Id. at 230, 142 N.E.2d at 6 (citations omitted).
In Marsh, discussed in the previous section of this decision, the insured, a heroin addict, died from a self-administered heroin overdose. The insurer, in addition to the argument regarding causation discussed earlier, argued that the insured's death was not accidental (and thus not covered by the insurance policy) because it was foreseeable. The court disagreed, stating that "[t]he test of foreseeability in these circumstances appears to be an objective one, phrased in terms of a contingency 'known to all sensible men as likely to follow' as a natural result of one's conduct." Marsh, 70 Ill. App. 3d at 792, 388 N.E.2d at 1123. Under this narrow definition, the court ruled, the "danger of [the] insured's death from an unintended overdose was not . . . foreseeable." Id. at 793, 388 N.E.2d at 1124.

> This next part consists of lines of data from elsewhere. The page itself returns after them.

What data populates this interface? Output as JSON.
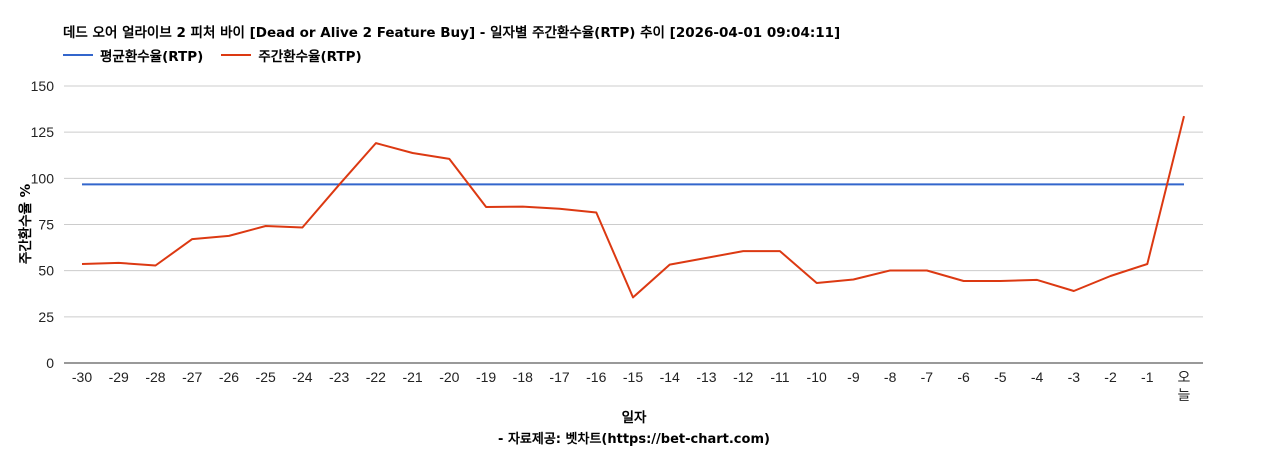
{
  "header": {
    "title": "데드 오어 얼라이브 2 피처 바이 [Dead or Alive 2 Feature Buy] - 일자별 주간환수율(RTP) 추이 [2026-04-01 09:04:11]"
  },
  "legend": {
    "items": [
      {
        "label": "평균환수율(RTP)",
        "color": "#3366cc"
      },
      {
        "label": "주간환수율(RTP)",
        "color": "#dc3912"
      }
    ]
  },
  "axes": {
    "xlabel": "일자",
    "ylabel": "주간환수율 %",
    "credit": "- 자료제공: 벳차트(https://bet-chart.com)"
  },
  "chart_data": {
    "type": "line",
    "title": "데드 오어 얼라이브 2 피처 바이 [Dead or Alive 2 Feature Buy] - 일자별 주간환수율(RTP) 추이 [2026-04-01 09:04:11]",
    "xlabel": "일자",
    "ylabel": "주간환수율 %",
    "ylim": [
      0,
      150
    ],
    "yticks": [
      0,
      25,
      50,
      75,
      100,
      125,
      150
    ],
    "grid": true,
    "legend_position": "top-left",
    "categories": [
      "-30",
      "-29",
      "-28",
      "-27",
      "-26",
      "-25",
      "-24",
      "-23",
      "-22",
      "-21",
      "-20",
      "-19",
      "-18",
      "-17",
      "-16",
      "-15",
      "-14",
      "-13",
      "-12",
      "-11",
      "-10",
      "-9",
      "-8",
      "-7",
      "-6",
      "-5",
      "-4",
      "-3",
      "-2",
      "-1",
      "오늘"
    ],
    "series": [
      {
        "name": "평균환수율(RTP)",
        "color": "#3366cc",
        "values": [
          96.7,
          96.7,
          96.7,
          96.7,
          96.7,
          96.7,
          96.7,
          96.7,
          96.7,
          96.7,
          96.7,
          96.7,
          96.7,
          96.7,
          96.7,
          96.7,
          96.7,
          96.7,
          96.7,
          96.7,
          96.7,
          96.7,
          96.7,
          96.7,
          96.7,
          96.7,
          96.7,
          96.7,
          96.7,
          96.7,
          96.7
        ]
      },
      {
        "name": "주간환수율(RTP)",
        "color": "#dc3912",
        "values": [
          53.6,
          54.2,
          52.8,
          67.1,
          68.8,
          74.2,
          73.4,
          96.5,
          119.1,
          113.7,
          110.5,
          84.5,
          84.7,
          83.5,
          81.5,
          35.5,
          53.3,
          56.9,
          60.6,
          60.6,
          43.3,
          45.2,
          50.1,
          50.1,
          44.4,
          44.4,
          45.0,
          39.0,
          47.1,
          53.6,
          133.7
        ]
      }
    ]
  }
}
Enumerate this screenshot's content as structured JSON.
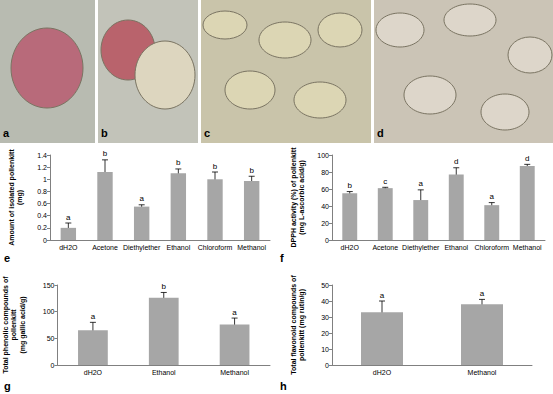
{
  "image_panels": [
    "a",
    "b",
    "c",
    "d"
  ],
  "chart_data": [
    {
      "type": "bar",
      "title": "e",
      "categories": [
        "dH2O",
        "Acetone",
        "Diethylether",
        "Ethanol",
        "Chloroform",
        "Methanol"
      ],
      "values": [
        0.2,
        1.12,
        0.55,
        1.1,
        1.0,
        0.97
      ],
      "errors": [
        0.08,
        0.2,
        0.03,
        0.07,
        0.12,
        0.08
      ],
      "annotations": [
        "a",
        "b",
        "a",
        "b",
        "b",
        "b"
      ],
      "color": "#a6a6a6",
      "y_label": "Amount of isolated pollenkitt\n(mg)",
      "ylim": [
        0,
        1.4
      ],
      "yticks": [
        0,
        0.2,
        0.4,
        0.6,
        0.8,
        1,
        1.2,
        1.4
      ],
      "grid": false
    },
    {
      "type": "bar",
      "title": "f",
      "categories": [
        "dH2O",
        "Acetone",
        "Diethylether",
        "Ethanol",
        "Chloroform",
        "Methanol"
      ],
      "values": [
        55,
        61,
        47,
        77,
        41,
        87
      ],
      "errors": [
        2,
        1,
        12,
        8,
        3,
        2
      ],
      "annotations": [
        "b",
        "c",
        "a",
        "d",
        "a",
        "d"
      ],
      "color": "#a6a6a6",
      "y_label": "DPPH activity (%) of pollenkitt\n(mg L-ascorbic acid/g)",
      "ylim": [
        0,
        100
      ],
      "yticks": [
        0,
        20,
        40,
        60,
        80,
        100
      ],
      "grid": false
    },
    {
      "type": "bar",
      "title": "g",
      "categories": [
        "dH2O",
        "Ethanol",
        "Methanol"
      ],
      "values": [
        65,
        126,
        76
      ],
      "errors": [
        15,
        10,
        12
      ],
      "annotations": [
        "a",
        "b",
        "a"
      ],
      "color": "#a6a6a6",
      "y_label": "Total phenolic compounds of\npollenkitt\n(mg gallic acid/g)",
      "ylim": [
        0,
        150
      ],
      "yticks": [
        0,
        50,
        100,
        150
      ],
      "grid": false
    },
    {
      "type": "bar",
      "title": "h",
      "categories": [
        "dH2O",
        "Methanol"
      ],
      "values": [
        33,
        38
      ],
      "errors": [
        7,
        3
      ],
      "annotations": [
        "a",
        "a"
      ],
      "color": "#a6a6a6",
      "y_label": "Total flavonoid compounds of\npollenkitt (mg rutin/g)",
      "ylim": [
        0,
        50
      ],
      "yticks": [
        0,
        10,
        20,
        30,
        40,
        50
      ],
      "grid": false
    }
  ]
}
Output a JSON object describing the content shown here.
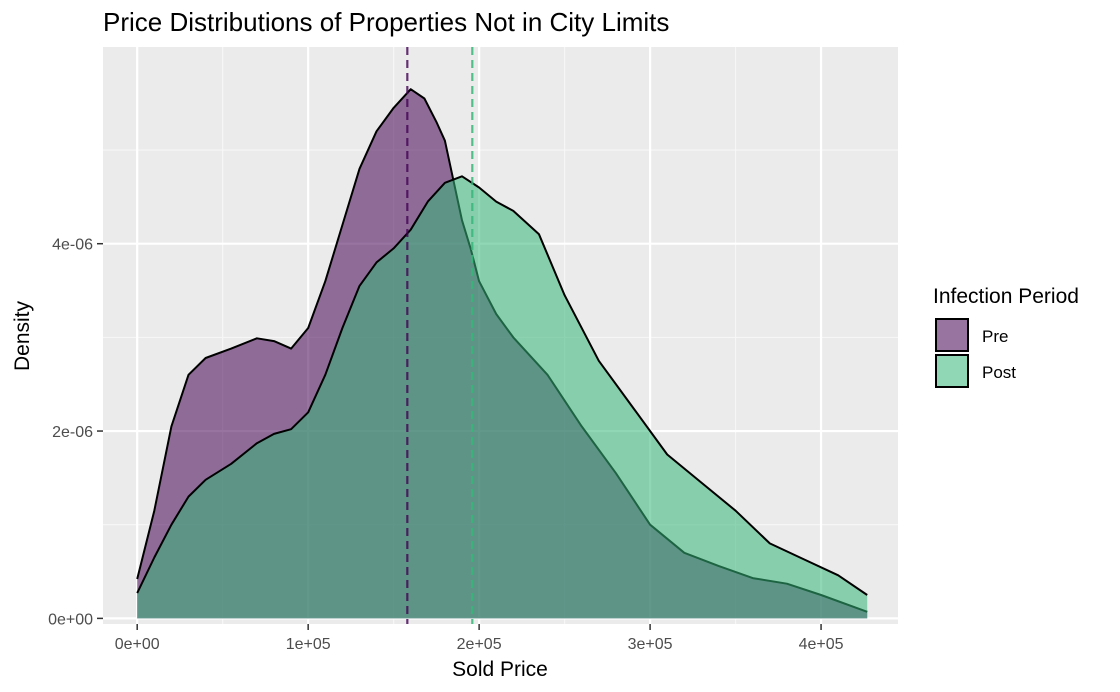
{
  "chart_data": {
    "type": "area",
    "title": "Price Distributions of Properties Not in City Limits",
    "xlabel": "Sold Price",
    "ylabel": "Density",
    "xlim": [
      -20000,
      445000
    ],
    "ylim": [
      -6e-08,
      6.1e-06
    ],
    "x_ticks": [
      0,
      100000,
      200000,
      300000,
      400000
    ],
    "x_tick_labels": [
      "0e+00",
      "1e+05",
      "2e+05",
      "3e+05",
      "4e+05"
    ],
    "y_ticks": [
      0,
      2e-06,
      4e-06
    ],
    "y_tick_labels": [
      "0e+00",
      "2e-06",
      "4e-06"
    ],
    "grid": true,
    "legend": {
      "title": "Infection Period",
      "position": "right"
    },
    "series": [
      {
        "name": "Pre",
        "color": "#440154",
        "fill_opacity": 0.55,
        "mean": 158000,
        "points": [
          [
            0,
            4.2e-07
          ],
          [
            10000,
            1.15e-06
          ],
          [
            20000,
            2.05e-06
          ],
          [
            30000,
            2.6e-06
          ],
          [
            40000,
            2.78e-06
          ],
          [
            55000,
            2.88e-06
          ],
          [
            70000,
            2.99e-06
          ],
          [
            80000,
            2.96e-06
          ],
          [
            90000,
            2.88e-06
          ],
          [
            100000,
            3.1e-06
          ],
          [
            110000,
            3.6e-06
          ],
          [
            120000,
            4.2e-06
          ],
          [
            130000,
            4.8e-06
          ],
          [
            140000,
            5.2e-06
          ],
          [
            150000,
            5.45e-06
          ],
          [
            160000,
            5.65e-06
          ],
          [
            168000,
            5.55e-06
          ],
          [
            175000,
            5.3e-06
          ],
          [
            180000,
            5.1e-06
          ],
          [
            190000,
            4.25e-06
          ],
          [
            195000,
            3.95e-06
          ],
          [
            200000,
            3.6e-06
          ],
          [
            210000,
            3.25e-06
          ],
          [
            220000,
            3e-06
          ],
          [
            240000,
            2.6e-06
          ],
          [
            260000,
            2.05e-06
          ],
          [
            280000,
            1.55e-06
          ],
          [
            300000,
            1e-06
          ],
          [
            320000,
            7e-07
          ],
          [
            340000,
            5.6e-07
          ],
          [
            360000,
            4.3e-07
          ],
          [
            380000,
            3.7e-07
          ],
          [
            400000,
            2.5e-07
          ],
          [
            427000,
            7e-08
          ]
        ]
      },
      {
        "name": "Post",
        "color": "#35b779",
        "fill_opacity": 0.55,
        "mean": 196000,
        "points": [
          [
            0,
            2.7e-07
          ],
          [
            10000,
            6.5e-07
          ],
          [
            20000,
            1e-06
          ],
          [
            30000,
            1.3e-06
          ],
          [
            40000,
            1.48e-06
          ],
          [
            55000,
            1.65e-06
          ],
          [
            70000,
            1.87e-06
          ],
          [
            80000,
            1.97e-06
          ],
          [
            90000,
            2.02e-06
          ],
          [
            100000,
            2.2e-06
          ],
          [
            110000,
            2.6e-06
          ],
          [
            120000,
            3.1e-06
          ],
          [
            130000,
            3.55e-06
          ],
          [
            140000,
            3.8e-06
          ],
          [
            150000,
            3.95e-06
          ],
          [
            160000,
            4.15e-06
          ],
          [
            170000,
            4.45e-06
          ],
          [
            180000,
            4.65e-06
          ],
          [
            190000,
            4.72e-06
          ],
          [
            200000,
            4.6e-06
          ],
          [
            210000,
            4.45e-06
          ],
          [
            220000,
            4.35e-06
          ],
          [
            235000,
            4.1e-06
          ],
          [
            250000,
            3.45e-06
          ],
          [
            270000,
            2.75e-06
          ],
          [
            290000,
            2.25e-06
          ],
          [
            310000,
            1.75e-06
          ],
          [
            330000,
            1.45e-06
          ],
          [
            350000,
            1.15e-06
          ],
          [
            370000,
            8e-07
          ],
          [
            390000,
            6.3e-07
          ],
          [
            410000,
            4.6e-07
          ],
          [
            427000,
            2.5e-07
          ]
        ]
      }
    ]
  }
}
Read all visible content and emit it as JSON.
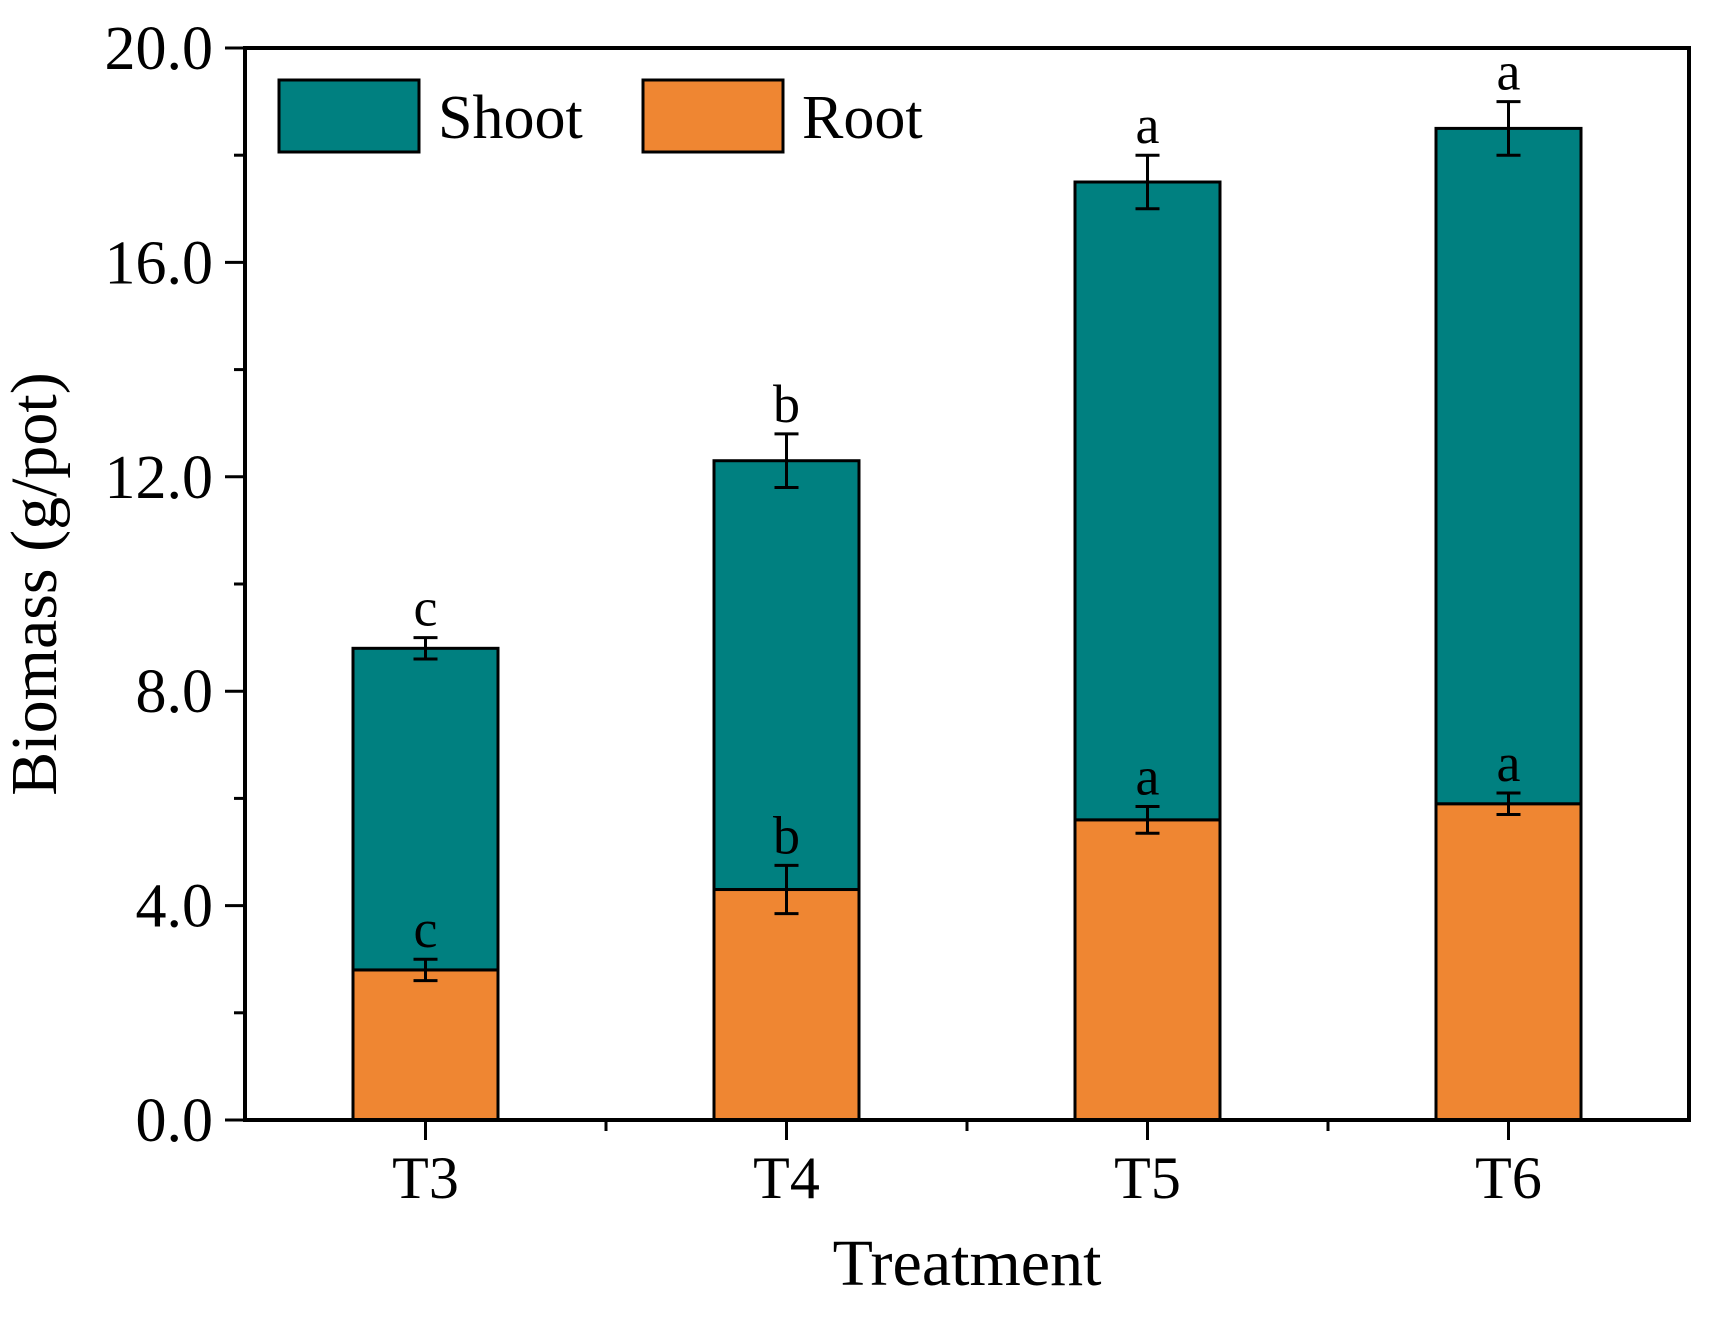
{
  "figure": {
    "background": "#ffffff",
    "frame_color": "#000000"
  },
  "chart_data": {
    "type": "bar",
    "stacked": true,
    "title": "",
    "xlabel": "Treatment",
    "ylabel": "Biomass (g/pot)",
    "categories": [
      "T3",
      "T4",
      "T5",
      "T6"
    ],
    "series": [
      {
        "name": "Shoot",
        "color": "#008080",
        "values": [
          6.0,
          8.0,
          11.9,
          12.6
        ]
      },
      {
        "name": "Root",
        "color": "#EF8632",
        "values": [
          2.8,
          4.3,
          5.6,
          5.9
        ]
      }
    ],
    "total_values": [
      8.8,
      12.3,
      17.5,
      18.5
    ],
    "root_error_bars": [
      0.2,
      0.45,
      0.25,
      0.2
    ],
    "total_error_bars": [
      0.2,
      0.5,
      0.5,
      0.5
    ],
    "sig_letters_root": [
      "c",
      "b",
      "a",
      "a"
    ],
    "sig_letters_total": [
      "c",
      "b",
      "a",
      "a"
    ],
    "y_axis": {
      "min": 0,
      "max": 20,
      "major_step": 4,
      "minor_step": 2,
      "tick_labels": [
        "0.0",
        "4.0",
        "8.0",
        "12.0",
        "16.0",
        "20.0"
      ]
    },
    "x_axis": {
      "tick_labels": [
        "T3",
        "T4",
        "T5",
        "T6"
      ]
    },
    "legend": {
      "position": "top-left",
      "entries": [
        {
          "label": "Shoot",
          "color": "#008080"
        },
        {
          "label": "Root",
          "color": "#EF8632"
        }
      ]
    },
    "grid": "off"
  }
}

In Harrington, the Seventh Circuit considered a case involving an insured person who, after kidnapping and sexually assaulting a woman, fled from pursuing police in a car at a high rate of speed. He ultimately collided with a parked car and was killed. The beneficiary of the insurance policy sued to recover death benefits, which the insurer had declined to pay on the ground that the insured's death was not accidental. District Judge Marvin Aspen granted summary judgment in favor of the beneficiary, and the Seventh Circuit affirmed his decision on appeal. In holding that the insured's death was not foreseeable and was therefore accidental, the Court explained that the decedent was intentionally engaging in potentially destructive and illegal conduct, but his resulting death was unexpected and unintended. [He] was not in the exercise of reasonable care for his own safety, and the accident may have been foreseeable for the purpose of determining tort or criminal liability, but in Illinois that is not the test of foreseeability when interpreting accidental death coverage under an insurance policy.
Harrington, 873 F.3d at 169-70.
It is true, as Minnesota Life argues, that Nicholson had a seizure disorder -- a condition that arguably made it dangerous for her to drive. The Court also assumes that due to her seizure disorder as well as the prior incidents cited by Minnesota Life in its request for further discovery, that Nicholson was aware that it was dangerous for her to drive. But her death from the collision that resulted from her seizure disorder was no less "unexpected and unintended" than those of the reckless driver in Rodgers, the arsonist in Taylor, the heroin abuser in Marsh, and the fleeing rapist in Harrington, all of which courts in this state found to be accidental and thus covered by insurance policies indistinguishable on this point from Nicholson's. And nothing in Minnesota Life's submission suggests that the further discovery it seeks possibly could lead to anything that would alter this conclusion.
For the reasons stated above, the Court finds that there is no genuine issue of material fact and that plaintiff is entitled to judgment as a matter of law. The Court therefore grants plaintiff's motion for summary judgment [docket no. 12]. Plaintiff's motion for extension of time was previously granted and is therefore terminated [docket no. 23]. Because plaintiff's motion did not set forth the amount he contends is due, the Court construes the motion as relating to liability only. The case is set for a status hearing on April 23, 2007 at 9:30 a.m. to address what more needs to be done to enable the case to proceed to prompt disposition.